Pékin, qui considère toujours Taïwan comme une province rebelle appelée à revenir dans son giron par la force si nécessaire, a condamné cette visite du responsable américain à Taipei.

Un principe rejeté

Depuis l’élection en 2016 de la présidente Tsai Ing-wen, réélue pour un second mandat en janvier, la Chine a accru la pression diplomatique, militaire et économique sur Taïwan.  

Mme Tsai rejette le principe défendu par Pékin de l’unité de l’île et du continent au sein d’une même Chine, et considère que Taïwan est « déjà un pays indépendant ».

La Chine a proposé d’appliquer à l’île le principe « un pays, deux systèmes » entré en vigueur à Hong Kong après la restitution de 1997 et censé lui garantir pendant 50 ans une certaine autonomie.

Si l’ensemble des grands partis taïwanais ont rejeté cette proposition, la mainmise grandissante de Pékin sur Hong Kong semble avoir définitivement mis fin au peu d’intérêt qu’elle suscitait.

Ce voyage intervient dans un contexte de tensions sino-américaines croissantes sur nombre de sujets, du dossier hongkongais aux questions commerciales, en passant par le coronavirus.

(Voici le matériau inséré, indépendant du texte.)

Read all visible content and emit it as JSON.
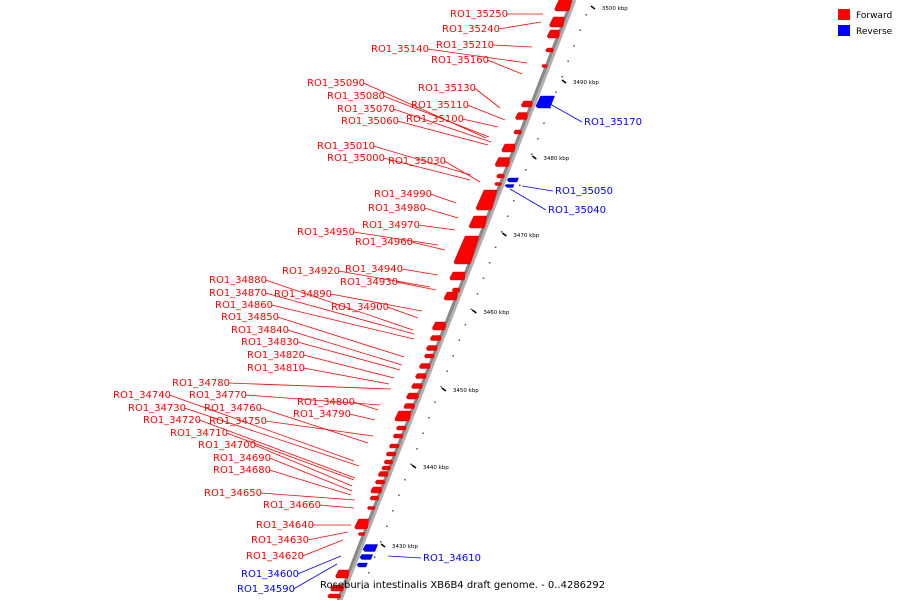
{
  "caption": "Roseburia intestinalis XB6B4 draft genome. - 0..4286292",
  "legend": [
    {
      "label": "Forward",
      "color": "#ff0000"
    },
    {
      "label": "Reverse",
      "color": "#0000ff"
    }
  ],
  "colors": {
    "forward": "#ff0000",
    "reverse": "#0000ff",
    "backbone": "#888888"
  },
  "ticks": [
    "3500 kbp",
    "3490 kbp",
    "3480 kbp",
    "3470 kbp",
    "3460 kbp",
    "3450 kbp",
    "3440 kbp",
    "3430 kbp"
  ],
  "forward_genes": [
    "RO1_35250",
    "RO1_35240",
    "RO1_35210",
    "RO1_35140",
    "RO1_35160",
    "RO1_35090",
    "RO1_35130",
    "RO1_35080",
    "RO1_35110",
    "RO1_35070",
    "RO1_35060",
    "RO1_35100",
    "RO1_35010",
    "RO1_35000",
    "RO1_35030",
    "RO1_34990",
    "RO1_34980",
    "RO1_34970",
    "RO1_34950",
    "RO1_34960",
    "RO1_34920",
    "RO1_34940",
    "RO1_34880",
    "RO1_34930",
    "RO1_34870",
    "RO1_34890",
    "RO1_34860",
    "RO1_34900",
    "RO1_34850",
    "RO1_34840",
    "RO1_34830",
    "RO1_34820",
    "RO1_34810",
    "RO1_34780",
    "RO1_34740",
    "RO1_34770",
    "RO1_34800",
    "RO1_34730",
    "RO1_34760",
    "RO1_34790",
    "RO1_34720",
    "RO1_34750",
    "RO1_34710",
    "RO1_34700",
    "RO1_34690",
    "RO1_34680",
    "RO1_34650",
    "RO1_34660",
    "RO1_34640",
    "RO1_34630",
    "RO1_34620"
  ],
  "reverse_genes": [
    "RO1_35170",
    "RO1_35050",
    "RO1_35040",
    "RO1_34610",
    "RO1_34600",
    "RO1_34590"
  ]
}
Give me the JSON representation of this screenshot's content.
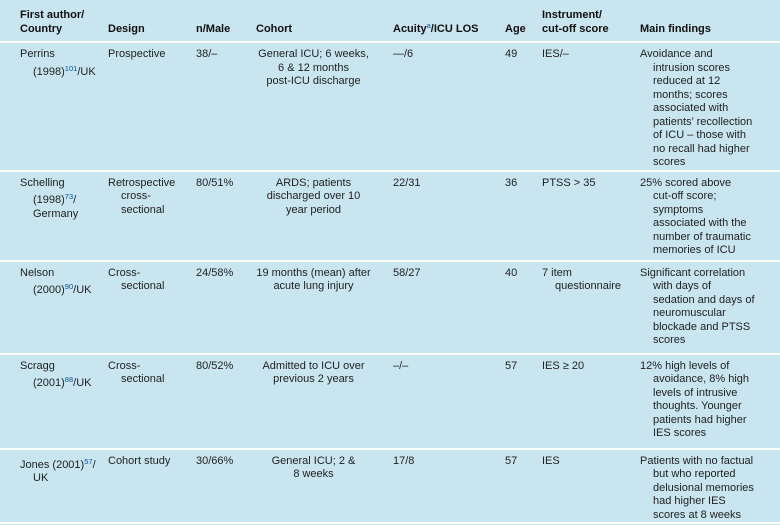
{
  "colors": {
    "table_background": "#c9e5ef",
    "row_separator": "#fbfeff",
    "text": "#1f1f1f",
    "reference_superscript_blue": "#00539f"
  },
  "table": {
    "header": {
      "author": [
        {
          "t": "First author/\nCountry"
        }
      ],
      "design": [
        {
          "t": "Design"
        }
      ],
      "n_male": [
        {
          "t": "n/Male"
        }
      ],
      "cohort": [
        {
          "t": "Cohort"
        }
      ],
      "acuity": [
        {
          "t": "Acuity"
        },
        {
          "sup": "a"
        },
        {
          "t": "/ICU LOS"
        }
      ],
      "age": [
        {
          "t": "Age"
        }
      ],
      "instrument": [
        {
          "t": "Instrument/\ncut-off score"
        }
      ],
      "findings": [
        {
          "t": "Main findings"
        }
      ]
    },
    "rows": [
      {
        "author": [
          {
            "t": "Perrins\n(1998)"
          },
          {
            "sup": "101"
          },
          {
            "t": "/UK"
          }
        ],
        "design": "Prospective",
        "n_male": "38/–",
        "cohort": "General ICU; 6 weeks,\n6 & 12 months\npost-ICU discharge",
        "acuity": "—/6",
        "age": "49",
        "instrument": "IES/–",
        "findings": "Avoidance and\nintrusion scores\nreduced at 12\nmonths; scores\nassociated with\npatients’ recollection\nof ICU – those with\nno recall had higher\nscores"
      },
      {
        "author": [
          {
            "t": "Schelling\n(1998)"
          },
          {
            "sup": "73"
          },
          {
            "t": "/\nGermany"
          }
        ],
        "design": "Retrospective\ncross-\nsectional",
        "n_male": "80/51%",
        "cohort": "ARDS; patients\ndischarged over 10\nyear period",
        "acuity": "22/31",
        "age": "36",
        "instrument": "PTSS > 35",
        "findings": "25% scored above\ncut-off score;\nsymptoms\nassociated with the\nnumber of traumatic\nmemories of ICU"
      },
      {
        "author": [
          {
            "t": "Nelson\n(2000)"
          },
          {
            "sup": "90"
          },
          {
            "t": "/UK"
          }
        ],
        "design": "Cross-\nsectional",
        "n_male": "24/58%",
        "cohort": "19 months (mean) after\nacute lung injury",
        "acuity": "58/27",
        "age": "40",
        "instrument": "7 item\nquestionnaire",
        "findings": "Significant correlation\nwith days of\nsedation and days of\nneuromuscular\nblockade and PTSS\nscores"
      },
      {
        "author": [
          {
            "t": "Scragg\n(2001)"
          },
          {
            "sup": "88"
          },
          {
            "t": "/UK"
          }
        ],
        "design": "Cross-\nsectional",
        "n_male": "80/52%",
        "cohort": "Admitted to ICU over\nprevious 2 years",
        "acuity": "–/–",
        "age": "57",
        "instrument": "IES ≥ 20",
        "findings": "12% high levels of\navoidance, 8% high\nlevels of intrusive\nthoughts. Younger\npatients had higher\nIES scores"
      },
      {
        "author": [
          {
            "t": "Jones (2001)"
          },
          {
            "sup": "57"
          },
          {
            "t": "/\nUK"
          }
        ],
        "design": "Cohort study",
        "n_male": "30/66%",
        "cohort": "General ICU; 2 &\n8 weeks",
        "acuity": "17/8",
        "age": "57",
        "instrument": "IES",
        "findings": "Patients with no factual\nbut who reported\ndelusional memories\nhad higher IES\nscores at 8 weeks"
      }
    ]
  }
}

Lundi, le ministère taïwanais de la Défense a affirmé que des chasseurs chinois avaient fait une brève incursion au-delà de la ligne médiane du Detroit de Taïwan que Taipei et Pékin considèrent de longue date comme leur « frontière ».

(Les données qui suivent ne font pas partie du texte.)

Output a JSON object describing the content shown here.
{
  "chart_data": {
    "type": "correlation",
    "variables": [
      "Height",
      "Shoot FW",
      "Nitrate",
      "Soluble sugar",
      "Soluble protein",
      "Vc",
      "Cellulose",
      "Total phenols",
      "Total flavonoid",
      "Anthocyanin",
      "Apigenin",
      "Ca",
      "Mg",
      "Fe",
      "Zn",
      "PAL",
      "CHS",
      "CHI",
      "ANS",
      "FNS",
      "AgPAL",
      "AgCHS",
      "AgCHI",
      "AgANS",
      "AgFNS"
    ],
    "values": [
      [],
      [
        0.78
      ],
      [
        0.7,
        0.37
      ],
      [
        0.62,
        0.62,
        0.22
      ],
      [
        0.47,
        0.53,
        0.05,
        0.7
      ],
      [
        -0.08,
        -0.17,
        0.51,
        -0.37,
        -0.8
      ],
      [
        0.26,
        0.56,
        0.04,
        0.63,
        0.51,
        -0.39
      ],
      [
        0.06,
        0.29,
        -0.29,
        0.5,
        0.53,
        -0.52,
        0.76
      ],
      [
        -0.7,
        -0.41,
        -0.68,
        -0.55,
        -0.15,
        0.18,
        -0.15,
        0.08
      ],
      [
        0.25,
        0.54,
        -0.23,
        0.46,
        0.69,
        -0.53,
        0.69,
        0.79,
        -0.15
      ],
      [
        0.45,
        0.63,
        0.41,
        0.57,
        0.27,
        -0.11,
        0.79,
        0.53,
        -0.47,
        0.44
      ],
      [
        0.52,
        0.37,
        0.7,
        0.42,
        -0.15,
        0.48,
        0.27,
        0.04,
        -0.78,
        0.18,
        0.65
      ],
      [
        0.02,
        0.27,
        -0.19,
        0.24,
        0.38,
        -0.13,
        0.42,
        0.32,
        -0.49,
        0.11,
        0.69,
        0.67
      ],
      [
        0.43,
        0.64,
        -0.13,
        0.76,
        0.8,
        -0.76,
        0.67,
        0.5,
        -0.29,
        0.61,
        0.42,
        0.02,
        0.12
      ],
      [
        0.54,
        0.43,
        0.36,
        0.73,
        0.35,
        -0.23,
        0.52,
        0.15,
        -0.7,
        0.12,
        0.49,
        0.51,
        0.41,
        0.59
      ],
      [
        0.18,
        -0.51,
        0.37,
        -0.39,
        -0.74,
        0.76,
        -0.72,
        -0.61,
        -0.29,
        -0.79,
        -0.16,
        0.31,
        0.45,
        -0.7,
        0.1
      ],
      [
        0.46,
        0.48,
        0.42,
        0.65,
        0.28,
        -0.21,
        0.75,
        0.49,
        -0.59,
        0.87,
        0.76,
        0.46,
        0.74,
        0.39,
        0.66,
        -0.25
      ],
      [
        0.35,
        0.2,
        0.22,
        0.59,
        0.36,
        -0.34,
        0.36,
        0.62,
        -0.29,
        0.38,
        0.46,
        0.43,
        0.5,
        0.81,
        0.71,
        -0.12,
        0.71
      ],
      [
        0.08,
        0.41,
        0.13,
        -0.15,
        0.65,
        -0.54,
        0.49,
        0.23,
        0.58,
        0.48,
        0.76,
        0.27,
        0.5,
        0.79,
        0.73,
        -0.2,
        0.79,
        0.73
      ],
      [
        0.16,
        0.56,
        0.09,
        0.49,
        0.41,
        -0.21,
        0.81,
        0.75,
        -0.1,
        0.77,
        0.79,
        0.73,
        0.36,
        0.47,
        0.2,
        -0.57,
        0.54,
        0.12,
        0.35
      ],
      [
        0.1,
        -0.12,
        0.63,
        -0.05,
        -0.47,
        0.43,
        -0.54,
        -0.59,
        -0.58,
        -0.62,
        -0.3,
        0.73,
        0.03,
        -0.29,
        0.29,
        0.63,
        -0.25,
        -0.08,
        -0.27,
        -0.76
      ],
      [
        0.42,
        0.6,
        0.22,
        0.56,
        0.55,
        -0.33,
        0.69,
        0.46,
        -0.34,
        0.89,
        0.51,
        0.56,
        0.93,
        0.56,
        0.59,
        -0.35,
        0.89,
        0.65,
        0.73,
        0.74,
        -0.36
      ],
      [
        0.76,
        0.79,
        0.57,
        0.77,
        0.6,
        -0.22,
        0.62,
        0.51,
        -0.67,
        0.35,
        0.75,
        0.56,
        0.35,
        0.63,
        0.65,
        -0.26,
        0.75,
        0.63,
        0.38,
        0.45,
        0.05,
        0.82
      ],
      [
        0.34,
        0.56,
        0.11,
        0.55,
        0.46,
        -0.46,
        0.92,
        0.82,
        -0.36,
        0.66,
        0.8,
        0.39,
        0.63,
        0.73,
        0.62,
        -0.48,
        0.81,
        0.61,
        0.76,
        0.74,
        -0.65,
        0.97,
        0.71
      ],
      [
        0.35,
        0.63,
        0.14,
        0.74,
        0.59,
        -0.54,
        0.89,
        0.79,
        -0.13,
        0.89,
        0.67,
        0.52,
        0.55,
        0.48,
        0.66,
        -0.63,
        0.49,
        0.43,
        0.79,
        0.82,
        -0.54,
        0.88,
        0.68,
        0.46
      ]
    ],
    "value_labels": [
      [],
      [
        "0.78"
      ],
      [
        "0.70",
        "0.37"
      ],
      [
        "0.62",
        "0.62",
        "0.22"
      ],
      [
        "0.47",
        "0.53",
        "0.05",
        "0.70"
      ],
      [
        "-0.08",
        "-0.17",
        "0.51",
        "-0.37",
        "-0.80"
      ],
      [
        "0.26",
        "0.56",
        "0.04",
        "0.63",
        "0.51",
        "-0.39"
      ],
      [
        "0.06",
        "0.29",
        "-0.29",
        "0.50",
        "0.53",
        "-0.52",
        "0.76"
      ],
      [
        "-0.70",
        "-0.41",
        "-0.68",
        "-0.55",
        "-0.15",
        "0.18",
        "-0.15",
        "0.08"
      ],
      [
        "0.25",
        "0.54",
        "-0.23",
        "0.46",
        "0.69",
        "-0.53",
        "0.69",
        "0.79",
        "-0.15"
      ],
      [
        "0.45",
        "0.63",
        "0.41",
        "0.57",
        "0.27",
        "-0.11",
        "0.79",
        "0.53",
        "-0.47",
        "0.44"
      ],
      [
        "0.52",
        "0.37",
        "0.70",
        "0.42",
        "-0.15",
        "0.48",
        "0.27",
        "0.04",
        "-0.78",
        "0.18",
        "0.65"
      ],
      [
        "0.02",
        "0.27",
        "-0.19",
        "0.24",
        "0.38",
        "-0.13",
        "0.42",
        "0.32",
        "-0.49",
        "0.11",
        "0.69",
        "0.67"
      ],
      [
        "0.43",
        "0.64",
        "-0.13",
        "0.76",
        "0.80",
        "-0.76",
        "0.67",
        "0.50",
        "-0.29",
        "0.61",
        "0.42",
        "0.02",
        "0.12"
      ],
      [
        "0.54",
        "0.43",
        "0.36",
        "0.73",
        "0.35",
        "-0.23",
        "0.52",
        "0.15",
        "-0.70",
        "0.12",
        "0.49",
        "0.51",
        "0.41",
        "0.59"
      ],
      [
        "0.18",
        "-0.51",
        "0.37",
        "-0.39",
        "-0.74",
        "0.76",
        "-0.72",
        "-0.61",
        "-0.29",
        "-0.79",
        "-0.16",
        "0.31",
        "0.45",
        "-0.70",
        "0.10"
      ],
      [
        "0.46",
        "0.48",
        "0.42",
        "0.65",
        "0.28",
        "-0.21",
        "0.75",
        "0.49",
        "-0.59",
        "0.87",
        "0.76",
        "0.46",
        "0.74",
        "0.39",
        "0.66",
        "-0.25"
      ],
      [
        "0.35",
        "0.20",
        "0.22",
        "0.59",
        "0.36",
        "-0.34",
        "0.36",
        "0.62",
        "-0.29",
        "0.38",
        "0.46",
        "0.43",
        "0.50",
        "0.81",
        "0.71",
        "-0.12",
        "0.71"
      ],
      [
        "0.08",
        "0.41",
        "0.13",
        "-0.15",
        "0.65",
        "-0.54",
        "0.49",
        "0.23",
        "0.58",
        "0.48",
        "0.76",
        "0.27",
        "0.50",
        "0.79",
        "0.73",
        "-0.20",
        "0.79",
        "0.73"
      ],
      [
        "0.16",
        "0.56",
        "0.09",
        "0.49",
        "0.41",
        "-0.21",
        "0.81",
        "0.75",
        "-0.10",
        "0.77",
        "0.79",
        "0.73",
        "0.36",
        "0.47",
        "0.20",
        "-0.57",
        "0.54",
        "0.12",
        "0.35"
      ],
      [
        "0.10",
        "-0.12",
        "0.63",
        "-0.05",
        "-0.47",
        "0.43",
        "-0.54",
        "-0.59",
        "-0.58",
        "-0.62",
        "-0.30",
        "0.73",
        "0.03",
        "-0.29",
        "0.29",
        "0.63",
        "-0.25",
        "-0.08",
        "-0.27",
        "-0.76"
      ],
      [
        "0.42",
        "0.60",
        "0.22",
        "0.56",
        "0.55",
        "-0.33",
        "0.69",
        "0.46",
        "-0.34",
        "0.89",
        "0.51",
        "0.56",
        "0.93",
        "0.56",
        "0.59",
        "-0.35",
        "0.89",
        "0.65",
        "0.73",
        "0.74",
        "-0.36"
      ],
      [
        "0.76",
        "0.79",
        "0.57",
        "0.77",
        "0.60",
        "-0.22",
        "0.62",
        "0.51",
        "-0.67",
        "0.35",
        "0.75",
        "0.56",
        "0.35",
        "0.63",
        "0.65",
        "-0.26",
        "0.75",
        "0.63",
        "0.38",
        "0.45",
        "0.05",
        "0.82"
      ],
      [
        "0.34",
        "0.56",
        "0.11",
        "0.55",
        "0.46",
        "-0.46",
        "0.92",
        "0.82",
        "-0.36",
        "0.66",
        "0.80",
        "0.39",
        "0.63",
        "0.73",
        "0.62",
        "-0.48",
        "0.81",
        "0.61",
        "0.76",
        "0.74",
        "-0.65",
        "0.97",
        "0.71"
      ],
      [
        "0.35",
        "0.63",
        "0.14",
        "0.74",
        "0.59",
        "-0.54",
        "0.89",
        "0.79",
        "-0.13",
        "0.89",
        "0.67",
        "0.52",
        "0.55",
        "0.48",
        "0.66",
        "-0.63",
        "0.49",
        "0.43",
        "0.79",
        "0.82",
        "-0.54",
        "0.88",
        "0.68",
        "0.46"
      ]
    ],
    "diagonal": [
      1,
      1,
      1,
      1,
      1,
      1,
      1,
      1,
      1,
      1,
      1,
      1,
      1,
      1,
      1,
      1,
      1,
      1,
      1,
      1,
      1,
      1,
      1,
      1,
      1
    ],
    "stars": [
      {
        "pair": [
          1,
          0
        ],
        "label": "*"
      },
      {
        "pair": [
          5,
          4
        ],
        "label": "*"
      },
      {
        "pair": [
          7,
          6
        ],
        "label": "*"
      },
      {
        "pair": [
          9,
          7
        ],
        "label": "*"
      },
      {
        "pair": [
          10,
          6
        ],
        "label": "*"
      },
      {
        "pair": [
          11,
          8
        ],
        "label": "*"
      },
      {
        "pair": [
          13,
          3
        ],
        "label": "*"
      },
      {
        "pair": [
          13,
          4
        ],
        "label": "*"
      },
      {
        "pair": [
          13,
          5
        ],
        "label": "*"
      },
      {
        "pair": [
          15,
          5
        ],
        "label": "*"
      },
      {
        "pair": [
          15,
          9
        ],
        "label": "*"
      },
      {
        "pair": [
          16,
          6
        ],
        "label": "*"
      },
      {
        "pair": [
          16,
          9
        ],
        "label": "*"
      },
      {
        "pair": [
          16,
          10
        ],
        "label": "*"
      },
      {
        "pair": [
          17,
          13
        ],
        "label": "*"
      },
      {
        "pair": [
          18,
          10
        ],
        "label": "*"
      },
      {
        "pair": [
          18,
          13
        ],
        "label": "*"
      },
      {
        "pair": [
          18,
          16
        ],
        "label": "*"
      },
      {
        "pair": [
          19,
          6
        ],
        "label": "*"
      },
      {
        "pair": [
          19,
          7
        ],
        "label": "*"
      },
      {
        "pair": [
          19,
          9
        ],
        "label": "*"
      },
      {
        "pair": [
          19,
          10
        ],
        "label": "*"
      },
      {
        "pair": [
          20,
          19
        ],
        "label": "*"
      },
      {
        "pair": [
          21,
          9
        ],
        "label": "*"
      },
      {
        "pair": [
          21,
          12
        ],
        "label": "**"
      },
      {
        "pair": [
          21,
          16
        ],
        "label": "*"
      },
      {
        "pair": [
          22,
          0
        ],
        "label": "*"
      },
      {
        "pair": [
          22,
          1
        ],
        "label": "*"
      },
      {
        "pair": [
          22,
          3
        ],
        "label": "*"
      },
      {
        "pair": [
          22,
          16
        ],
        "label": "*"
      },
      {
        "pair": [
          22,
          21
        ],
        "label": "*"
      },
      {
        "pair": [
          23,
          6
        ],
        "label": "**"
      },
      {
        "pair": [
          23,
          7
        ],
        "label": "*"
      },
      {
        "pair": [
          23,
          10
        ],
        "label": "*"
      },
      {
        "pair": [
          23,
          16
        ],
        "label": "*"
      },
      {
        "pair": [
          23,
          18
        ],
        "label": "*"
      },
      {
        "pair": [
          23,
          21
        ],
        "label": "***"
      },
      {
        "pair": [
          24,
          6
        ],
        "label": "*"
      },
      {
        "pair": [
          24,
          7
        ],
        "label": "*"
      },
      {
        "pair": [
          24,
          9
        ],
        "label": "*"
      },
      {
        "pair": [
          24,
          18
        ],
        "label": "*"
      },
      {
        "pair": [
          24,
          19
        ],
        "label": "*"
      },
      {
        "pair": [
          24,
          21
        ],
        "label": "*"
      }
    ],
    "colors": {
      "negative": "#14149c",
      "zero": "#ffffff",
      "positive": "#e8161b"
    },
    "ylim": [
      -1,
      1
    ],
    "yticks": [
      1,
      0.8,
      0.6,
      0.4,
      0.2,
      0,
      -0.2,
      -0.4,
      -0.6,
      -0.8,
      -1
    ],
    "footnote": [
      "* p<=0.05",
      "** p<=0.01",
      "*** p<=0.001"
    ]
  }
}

Au cours de sa visite, M. Azar a fait l’éloge de la démocratie taïwanaise et de sa politique en matière de lutte contre le coronavirus.

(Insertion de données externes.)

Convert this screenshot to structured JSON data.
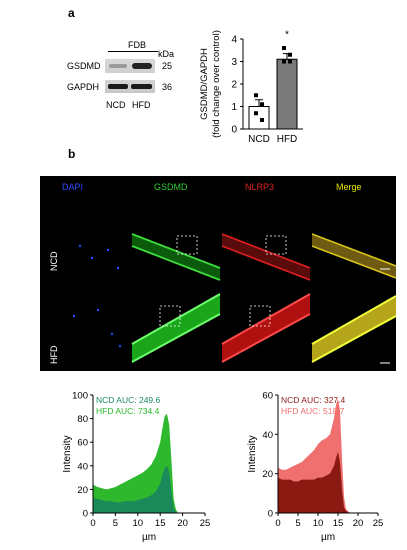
{
  "panel_a": {
    "letter": "a",
    "blot": {
      "header": "FDB",
      "kda_label": "kDa",
      "proteins": [
        {
          "name": "GSDMD",
          "kda": "25"
        },
        {
          "name": "GAPDH",
          "kda": "36"
        }
      ],
      "lanes": [
        "NCD",
        "HFD"
      ]
    }
  },
  "panel_b": {
    "letter": "b",
    "columns": [
      {
        "label": "DAPI",
        "color": "#2a4bff"
      },
      {
        "label": "GSDMD",
        "color": "#33cc33"
      },
      {
        "label": "NLRP3",
        "color": "#e02020"
      },
      {
        "label": "Merge",
        "color": "#e6e600"
      }
    ],
    "rows": [
      "NCD",
      "HFD"
    ]
  },
  "chart_data": [
    {
      "type": "bar",
      "categories": [
        "NCD",
        "HFD"
      ],
      "values": [
        1.0,
        3.1
      ],
      "errors": [
        0.3,
        0.25
      ],
      "points": [
        [
          1.5,
          1.1,
          0.7,
          0.4
        ],
        [
          3.6,
          3.3,
          3.0,
          3.0
        ]
      ],
      "bar_colors": [
        "#ffffff",
        "#7a7a7a"
      ],
      "ylabel": "GSDMD/GAPDH",
      "ylabel2": "(fold change over control)",
      "ylim": [
        0,
        4
      ],
      "yticks": [
        "0",
        "1",
        "2",
        "3",
        "4"
      ],
      "annotation": "*"
    },
    {
      "type": "area",
      "series": [
        {
          "name": "NCD AUC: 249.6",
          "color": "#1a8a5a",
          "x": [
            0,
            1,
            2,
            3,
            4,
            5,
            6,
            7,
            8,
            9,
            10,
            11,
            12,
            13,
            14,
            15,
            15.5,
            16,
            16.5,
            17,
            17.5,
            18,
            18.5,
            19
          ],
          "y": [
            13,
            12,
            11,
            10,
            10,
            9,
            9,
            10,
            10,
            10,
            11,
            12,
            13,
            15,
            18,
            25,
            32,
            38,
            40,
            35,
            18,
            4,
            1,
            0
          ]
        },
        {
          "name": "HFD AUC: 734.4",
          "color": "#2db82d",
          "x": [
            0,
            1,
            2,
            3,
            4,
            5,
            6,
            7,
            8,
            9,
            10,
            11,
            12,
            13,
            14,
            15,
            15.5,
            16,
            16.5,
            17,
            17.5,
            18,
            18.5,
            19
          ],
          "y": [
            24,
            22,
            21,
            20,
            21,
            22,
            24,
            26,
            28,
            30,
            32,
            34,
            37,
            41,
            48,
            60,
            72,
            82,
            84,
            75,
            45,
            12,
            3,
            0
          ]
        }
      ],
      "xlabel": "µm",
      "ylabel": "Intensity",
      "xlim": [
        0,
        25
      ],
      "ylim": [
        0,
        100
      ],
      "xticks": [
        "0",
        "5",
        "10",
        "15",
        "20",
        "25"
      ],
      "yticks": [
        "0",
        "20",
        "40",
        "60",
        "80",
        "100"
      ]
    },
    {
      "type": "area",
      "series": [
        {
          "name": "NCD AUC: 327.4",
          "color": "#8b1a12",
          "x": [
            0,
            1,
            2,
            3,
            4,
            5,
            6,
            7,
            8,
            9,
            10,
            11,
            12,
            13,
            14,
            14.5,
            15,
            15.5,
            16,
            16.5,
            17,
            18
          ],
          "y": [
            18,
            17,
            17,
            17,
            16,
            16,
            17,
            17,
            17,
            17,
            18,
            18,
            19,
            20,
            24,
            28,
            31,
            26,
            12,
            3,
            1,
            0
          ]
        },
        {
          "name": "HFD AUC: 518.7",
          "color": "#f07070",
          "x": [
            0,
            1,
            2,
            3,
            4,
            5,
            6,
            7,
            8,
            9,
            10,
            11,
            12,
            13,
            14,
            14.5,
            15,
            15.5,
            16,
            16.5,
            17,
            18
          ],
          "y": [
            23,
            22,
            22,
            23,
            24,
            25,
            26,
            28,
            30,
            32,
            35,
            37,
            38,
            40,
            48,
            55,
            58,
            52,
            28,
            8,
            2,
            0
          ]
        }
      ],
      "xlabel": "µm",
      "ylabel": "Intensity",
      "xlim": [
        0,
        25
      ],
      "ylim": [
        0,
        60
      ],
      "xticks": [
        "0",
        "5",
        "10",
        "15",
        "20",
        "25"
      ],
      "yticks": [
        "0",
        "20",
        "40",
        "60"
      ]
    }
  ]
}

Il a notamment critiqué l’attitude de la Chine face à la pandémie apparue sur son territoire, ainsi que son autoritarisme.

« Le parti communiste chinois aurait pu avertir le monde et travailler avec le monde afin de combattre le virus », a déclaré M. Azar dans un discours. « Mais ils ont choisi de ne pas le faire et le coût de cette attitude s’accroît de jour en jour ».  

« Je crois qu’il n’est pas exagéré de dire que si le virus était apparu dans un endroit comme Taïwan ou les États-Unis, il aurait été neutralisé facilement », a-t-il ajouté.  

« Au lieu de cela, Pékin a répugné à partager l’information, a réduit au silence les médecins qui voulaient s’exprimer et a entravé les capacités de réponse mondiales ».  

Taïwan a enregistré moins de 500 cas de coronavirus et seulement sept décès.

Les détracteurs du président américain Donald Trump l’accusent de durcir le ton contre Pékin pour mieux faire oublier les errements de son administration dans le combat contre la COVID-19, à trois mois de la présidentielle.